判例はこの規範については触れていません。
仙台市の交番で警察官刺殺犯人に対する発砲事件の扱い
再掲
巡査部長が別の部屋に移動したところ、怒鳴り声と争うような音が聞こえたため戻ると、清野巡査長が血を流して倒れていたという。
清野巡査長のそばに男も倒れていたが、男は刃物とモデルガンのようなものを持って立ち上がった。巡査部長は警告したが、襲いかかってきたため発砲した。
これだけを見ると(そしてこの記事の通りの事実関係があったとすると)、本件の警察官については警察官職務執行法7条1号、正当防衛の両方が成立すると思われます。ただ、詳細な事実関係を確定しないとどうなるかが分からないということは言っておきます。
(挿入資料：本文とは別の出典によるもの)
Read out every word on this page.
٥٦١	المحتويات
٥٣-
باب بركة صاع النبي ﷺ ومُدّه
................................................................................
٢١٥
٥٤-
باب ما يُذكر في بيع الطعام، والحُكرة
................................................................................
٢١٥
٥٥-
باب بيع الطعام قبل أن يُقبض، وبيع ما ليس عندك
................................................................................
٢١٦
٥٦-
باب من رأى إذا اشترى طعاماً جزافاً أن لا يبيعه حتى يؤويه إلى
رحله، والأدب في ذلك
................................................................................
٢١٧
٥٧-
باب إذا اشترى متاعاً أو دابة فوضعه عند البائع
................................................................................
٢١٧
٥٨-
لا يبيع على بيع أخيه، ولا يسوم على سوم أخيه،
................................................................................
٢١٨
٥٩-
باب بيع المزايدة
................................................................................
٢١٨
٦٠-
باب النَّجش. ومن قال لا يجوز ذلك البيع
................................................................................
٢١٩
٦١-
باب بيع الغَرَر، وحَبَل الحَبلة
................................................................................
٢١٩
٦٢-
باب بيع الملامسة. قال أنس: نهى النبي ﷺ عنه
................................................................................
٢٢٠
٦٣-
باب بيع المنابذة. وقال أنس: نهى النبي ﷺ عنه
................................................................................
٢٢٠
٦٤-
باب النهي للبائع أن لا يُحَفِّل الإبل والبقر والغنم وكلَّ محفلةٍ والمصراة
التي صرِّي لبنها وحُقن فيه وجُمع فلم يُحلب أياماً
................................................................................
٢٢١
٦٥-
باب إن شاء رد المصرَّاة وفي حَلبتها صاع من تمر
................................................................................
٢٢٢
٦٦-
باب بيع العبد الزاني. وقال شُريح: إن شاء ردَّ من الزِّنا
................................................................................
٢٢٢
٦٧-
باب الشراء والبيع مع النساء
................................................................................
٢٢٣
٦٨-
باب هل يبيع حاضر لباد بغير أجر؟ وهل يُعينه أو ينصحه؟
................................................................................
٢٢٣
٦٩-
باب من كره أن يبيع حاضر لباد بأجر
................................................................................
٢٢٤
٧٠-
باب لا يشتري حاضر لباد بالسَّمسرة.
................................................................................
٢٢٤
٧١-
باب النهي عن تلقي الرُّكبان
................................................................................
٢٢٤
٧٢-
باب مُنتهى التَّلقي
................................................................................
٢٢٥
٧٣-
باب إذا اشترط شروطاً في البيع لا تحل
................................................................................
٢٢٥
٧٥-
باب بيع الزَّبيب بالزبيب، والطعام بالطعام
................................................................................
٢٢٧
また、産経新聞の記事ではこのように警察官の行為の「正当性」が推しはかることができる記事になっていますが、他の媒体では巡査部長が警告した事実や男が刃物とモデルガンのようなものを持っていたという事実が書いていないものもあります。
このような記事の「つくり」は取材能力のせいなのか、国家権力側を悪人に仕立てたい意図があるのか分かりませんが、ざっと見た感じでは産経新聞の記事の方が発砲時の状況を詳細に書いているというのが特徴です。
まとめ:警察官発砲事件では正当防衛が認められる傾向
- 刑法35条に法令による行為は罰しないと規定されている
- 警察官職務執行法7条に武器使用(発砲)が認められる条件がある
- 警職法7条では正当防衛と同条1号の該当性が本件では問題になる
- 判例はいずれも認める傾向にある
- 本件は正当防衛も警職法7条1号も認められそう
法的には正当防衛は検討されない可能性がある、と冒頭に書きましたが、実際には警職法7条に「正当防衛に当たる場合」も含まれているため、警察官の発砲事例では正当防衛が関係してくるので、「正当防衛か否か」と考えることは何らおかしなものではありません。